Since then, blogs and other Web 2.0 tools have become commonplace in the enterprise, but a lot of companies still have not figured out how to use them effectively. Scoble, who moved on to a podcasting startup and now makes videos for Fast Company, keeps a close eye on enterprise media. He spoke with CIO Insight Senior Writer Edward Cone.
CIO Insight: Why do so many corporate blogs seem so lifeless and ineffective?
Robert Scoble: Some blogs are like press releases. New, friendly, cuddly press releases, but they're still only talking about what's happening in the company and its products. The really hard thing, the thing I haven't seen too many people do, is what I was trying to do: be an authority on the marketplace. That really helps a lot.
There are a few out there. Ryan Stewart at Adobe also talks about Microsoft Silverlight, what's happening at Sun and elsewhere in the marketplace. That makes him someone I want to subscribe to, because he's not just pitching me.
Other new media tools are gaining popularity, too. Are companies doing any better with those?
Scoble: A lot of enterprises are looking outward, at the public. Their customers are moving to Twitter, and they're trying to learn how to do it. Some are doing it effectively. For example, Zappos has 400 employees on Twitter.
H&R Block talked to me on Twitter while I was doing my taxes: I twittered that I was at H&R Block getting my taxes done, and someone at the company was watching for its name on Twitter. She wrote back to say, "Let me know if you need anything." That was while I was in the H&R office. It was more brand building than tax advice, but it was the fact that somebody was listening.

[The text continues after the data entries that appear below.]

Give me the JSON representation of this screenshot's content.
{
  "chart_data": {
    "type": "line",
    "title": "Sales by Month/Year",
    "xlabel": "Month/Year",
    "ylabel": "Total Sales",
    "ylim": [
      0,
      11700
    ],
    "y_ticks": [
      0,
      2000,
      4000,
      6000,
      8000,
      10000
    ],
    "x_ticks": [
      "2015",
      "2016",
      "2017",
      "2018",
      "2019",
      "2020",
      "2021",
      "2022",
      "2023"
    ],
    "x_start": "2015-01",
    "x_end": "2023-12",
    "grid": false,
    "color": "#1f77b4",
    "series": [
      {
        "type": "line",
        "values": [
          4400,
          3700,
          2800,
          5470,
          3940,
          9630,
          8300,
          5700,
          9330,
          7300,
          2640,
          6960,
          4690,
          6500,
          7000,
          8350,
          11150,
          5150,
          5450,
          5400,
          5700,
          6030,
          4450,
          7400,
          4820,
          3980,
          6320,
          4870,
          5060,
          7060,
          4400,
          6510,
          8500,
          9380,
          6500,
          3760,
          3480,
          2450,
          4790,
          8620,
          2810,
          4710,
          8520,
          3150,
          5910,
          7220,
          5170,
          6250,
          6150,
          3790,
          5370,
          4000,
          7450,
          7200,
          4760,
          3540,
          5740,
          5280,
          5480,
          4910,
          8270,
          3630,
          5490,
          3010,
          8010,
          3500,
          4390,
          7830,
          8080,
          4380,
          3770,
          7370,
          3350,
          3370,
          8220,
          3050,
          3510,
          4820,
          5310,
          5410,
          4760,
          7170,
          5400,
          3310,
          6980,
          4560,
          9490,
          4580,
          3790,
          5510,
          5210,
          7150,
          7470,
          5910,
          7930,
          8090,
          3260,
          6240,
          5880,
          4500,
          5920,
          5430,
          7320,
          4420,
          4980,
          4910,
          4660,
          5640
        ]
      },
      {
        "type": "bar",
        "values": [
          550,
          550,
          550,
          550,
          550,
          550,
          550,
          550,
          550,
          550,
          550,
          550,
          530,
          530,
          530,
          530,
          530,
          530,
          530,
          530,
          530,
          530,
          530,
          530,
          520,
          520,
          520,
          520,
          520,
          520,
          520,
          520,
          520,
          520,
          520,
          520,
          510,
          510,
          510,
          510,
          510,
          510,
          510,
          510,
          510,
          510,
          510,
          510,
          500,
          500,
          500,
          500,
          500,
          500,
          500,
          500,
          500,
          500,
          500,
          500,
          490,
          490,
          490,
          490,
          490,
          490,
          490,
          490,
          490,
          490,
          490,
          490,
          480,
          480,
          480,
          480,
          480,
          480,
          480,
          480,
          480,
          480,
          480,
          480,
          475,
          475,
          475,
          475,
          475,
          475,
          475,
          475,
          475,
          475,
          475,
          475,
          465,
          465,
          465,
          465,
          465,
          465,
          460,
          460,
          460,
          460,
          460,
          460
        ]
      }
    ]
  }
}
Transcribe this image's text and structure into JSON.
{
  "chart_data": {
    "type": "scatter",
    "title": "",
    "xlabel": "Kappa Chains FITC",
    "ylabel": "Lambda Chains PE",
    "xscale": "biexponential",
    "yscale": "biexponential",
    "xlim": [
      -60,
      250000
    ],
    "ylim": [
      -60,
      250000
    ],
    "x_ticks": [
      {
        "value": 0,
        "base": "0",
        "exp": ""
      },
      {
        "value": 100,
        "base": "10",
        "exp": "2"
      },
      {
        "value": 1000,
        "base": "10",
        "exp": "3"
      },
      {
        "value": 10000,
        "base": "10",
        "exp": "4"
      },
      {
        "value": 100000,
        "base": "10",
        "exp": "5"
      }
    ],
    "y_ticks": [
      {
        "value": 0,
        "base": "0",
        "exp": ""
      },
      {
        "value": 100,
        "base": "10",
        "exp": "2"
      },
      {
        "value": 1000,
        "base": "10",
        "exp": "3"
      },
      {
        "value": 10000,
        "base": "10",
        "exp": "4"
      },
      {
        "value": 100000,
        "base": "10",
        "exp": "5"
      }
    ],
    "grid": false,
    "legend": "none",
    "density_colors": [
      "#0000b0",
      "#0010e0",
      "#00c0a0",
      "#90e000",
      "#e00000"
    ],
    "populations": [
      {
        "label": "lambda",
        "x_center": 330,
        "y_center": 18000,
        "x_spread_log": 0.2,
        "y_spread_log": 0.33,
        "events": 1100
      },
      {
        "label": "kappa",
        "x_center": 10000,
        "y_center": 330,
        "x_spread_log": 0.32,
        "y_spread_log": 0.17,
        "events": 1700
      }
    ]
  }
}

She was linking to anyone talking about taxes and starting a conversation with them about taxes and H&R Block.
In terms of the internal use of social nets, I just spoke to Cisco's employees. They asked how to use social media, Office 2.0, collaborative stuff. I said, "My first thought every morning would be, How do I get rid of the e-mail?" The crowd cheered, and I thought, there's pain here. I touched a nerve.
When I left my old job at NEC, I left behind a gig and a half of e-mail: I couldn't look at it, and they erased it. So my former co-workers couldn't use that knowledge. A collaborative toolset helps to get information out of e-mail into the shared social space. You see productivity benefits. People can see where you're going and make suggestions on who to call there.

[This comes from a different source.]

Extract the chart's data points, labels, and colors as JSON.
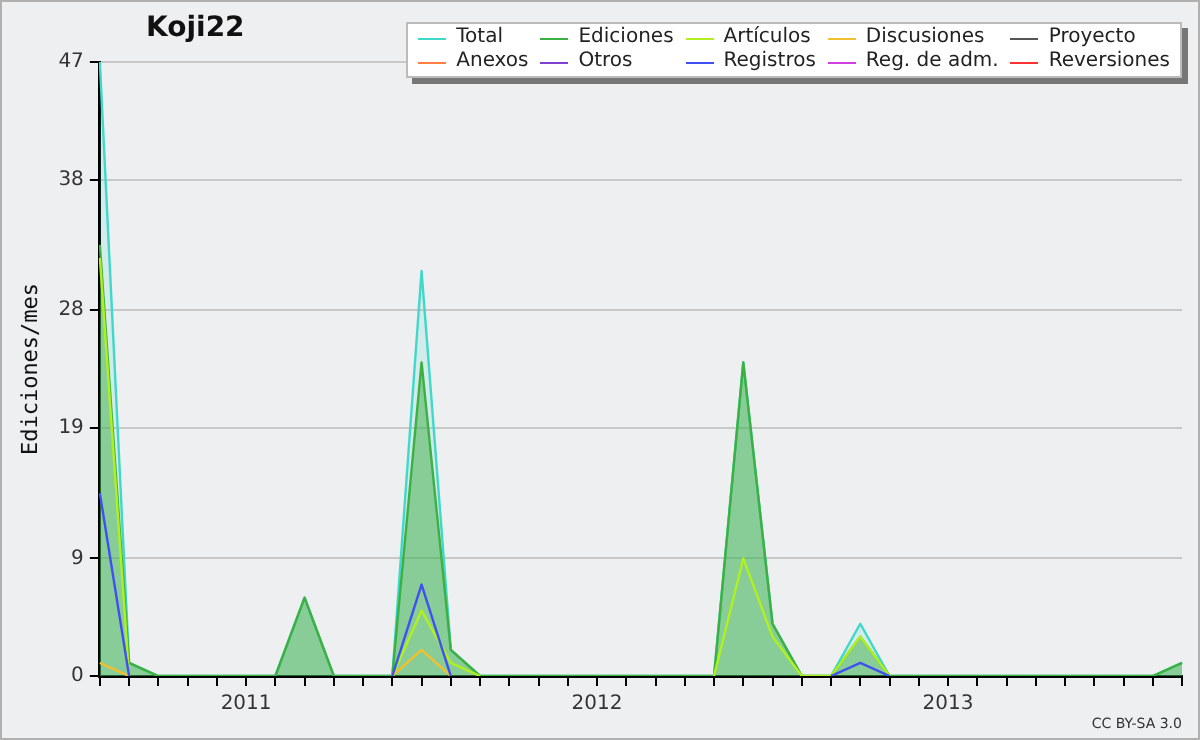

You talk about using different social networks for different parts of your life. How do you manage all of them?
Scoble: I use an aggregator, FriendFeed. It all goes in there. People can talk there without going back out to those pieces. Information can spread from person to person.
Companies may not want to use an aggregator, but if I visit the General Motors site on FriendFeed, I'll probably click on a video the company put up of the new Volt electric car, then on to Bob Lutz's blog and maybe to a calendar on upcoming events.
Hoarding links has to stop, but I haven't seen many companies yet on FriendFeed. It takes big companies awhile to justify doing things.